What is Relapsing Polychondritis?
Relapsing polychondritis is a rare, chronic autoimmune disease characterized by recurrent inflammation of cartilage and other tissues throughout the body. The condition most commonly affects the ears, nose, joints, and respiratory tract, but it can also impact the eyes, heart, blood vessels, and kidneys in more severe cases.
Causes of Relapsing Polychondritis
The exact cause of relapsing polychondritis is unknown, but it is believed to be an autoimmune disorder, where the immune system mistakenly attacks the body’s own cartilage (a type of connective tissue that is found throughout the body). It can also be associated with other autoimmune diseases such as lupus, rheumatoid arthritis, or vasculitis.
Autoimmune disorders are conditions in which the body’s immune system mistakenly attacks its own healthy tissue. Generally, the immune system is designed to protect the body from harmful invaders, such as viruses and bacteria, but in autoimmune conditions, the immune system becomes confused and views the body’s healthy tissues as an invader.
Signs and Symptoms of Relapsing Polychondritis
The signs and symptoms of relapsing polychondritis vary widely depending on which areas of the body is affected. It is a relapsing-remitting disease, meaning symptoms come and go, often unpredictably. The most common signs and symptoms by body system include:
- Ears: Red, painful, swollen outer ears (but not the earlobes); recurrent episodes can lead to floppy ears or cauliflower ear deformity
- Nose: Tender, red nose; repeated episodes can cause a saddle-nose deformity
- Joints: Non-erosive arthritis affecting joints like knees, wrists, or ankles
- Eyes: Redness, pain, blurred vision from conditions like scleritis or uveitis
- Respiratory: Hoarseness, cough, or difficulty breathing due to airway cartilage involvement
- Hearing and balance: Hearing loss, dizziness, or tinnitus
- Heart/Vessels: Aneurysms, valve disease, pericarditis
- General symptoms: Fatigue, fever, and weight loss
Diagnosis of Relapsing Polychondritis
The diagnosis of relapsing polychondritis is primarily clinical, based on the presence of characteristic symptoms such as recurrent inflammation of cartilage in the ears, nose, joints, eyes, and respiratory tract. There is no single definitive test, so physicians often rely on clinical criteria like McAdam’s or Damiani’s criteria, which outline specific features of the disease. Blood tests may be performed to detect signs of systemic inflammation (elevated ESR or CRP) and to rule out other autoimmune or infectious conditions. Imaging studies such as CT or MRI can help assess airway or joint involvement, especially if symptoms are severe.
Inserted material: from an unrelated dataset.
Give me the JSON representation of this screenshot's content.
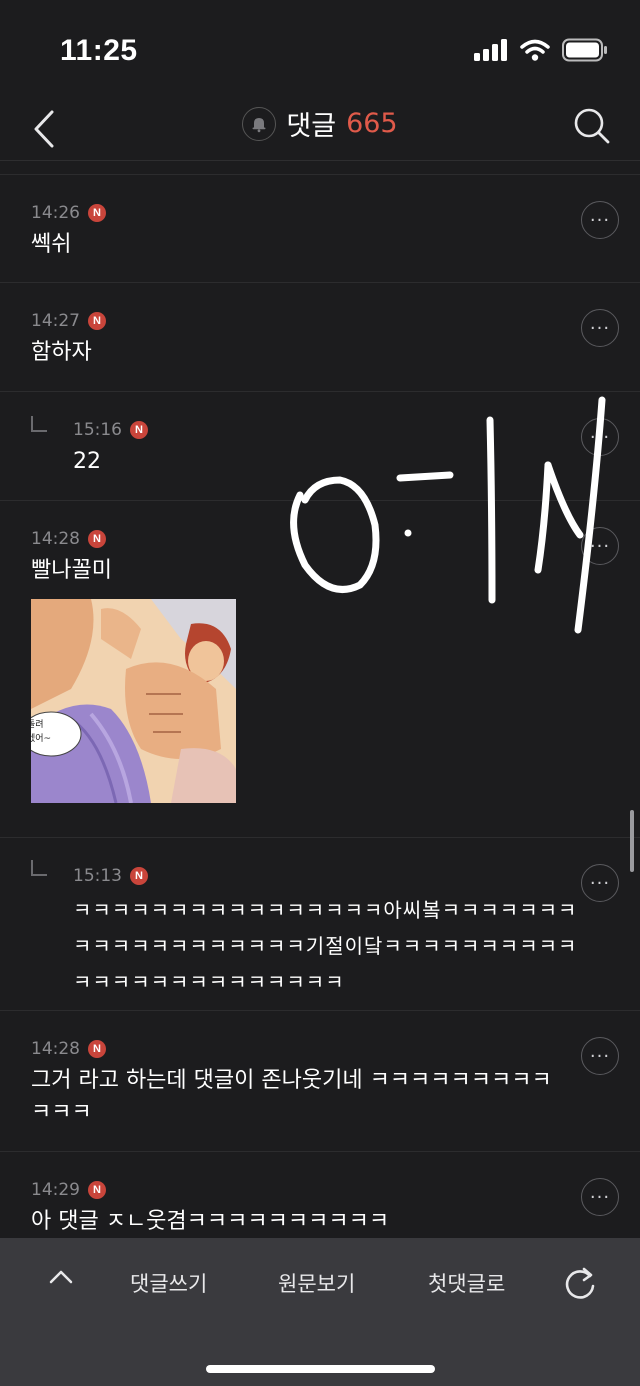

In some cases, a biopsy of affected cartilage may be done to confirm inflammation and aid in diagnosis.
Treatment for Relapsing Polychondritis
Treatment for relapsing polychondritis focuses on reducing inflammation and managing symptoms based on disease severity. Mild cases, such as those involving the ears, nose, or joints, are typically treated with nonsteroidal anti-inflammatory drugs (NSAIDs) and low-dose corticosteroids. Moderate cases, involving more widespread inflammation, may require higher doses of corticosteroids along with immunosuppressive medications like methotrexate or azathioprine to control the disease and minimize steroid use. In severe or life-threatening situations, such as airway involvement or organ complications, treatment may involve high-dose intravenous corticosteroids, stronger immunosuppressants like cyclophosphamide, or biologic therapies such as rituximab or TNF inhibitors. Supportive care, including airway interventions, eye treatments, and hearing aids, may also be necessary depending on the organs affected. Treatment is tailored to the individual based on the severity and organs involved, and regular monitoring is important to manage flares and adjust medications as needed.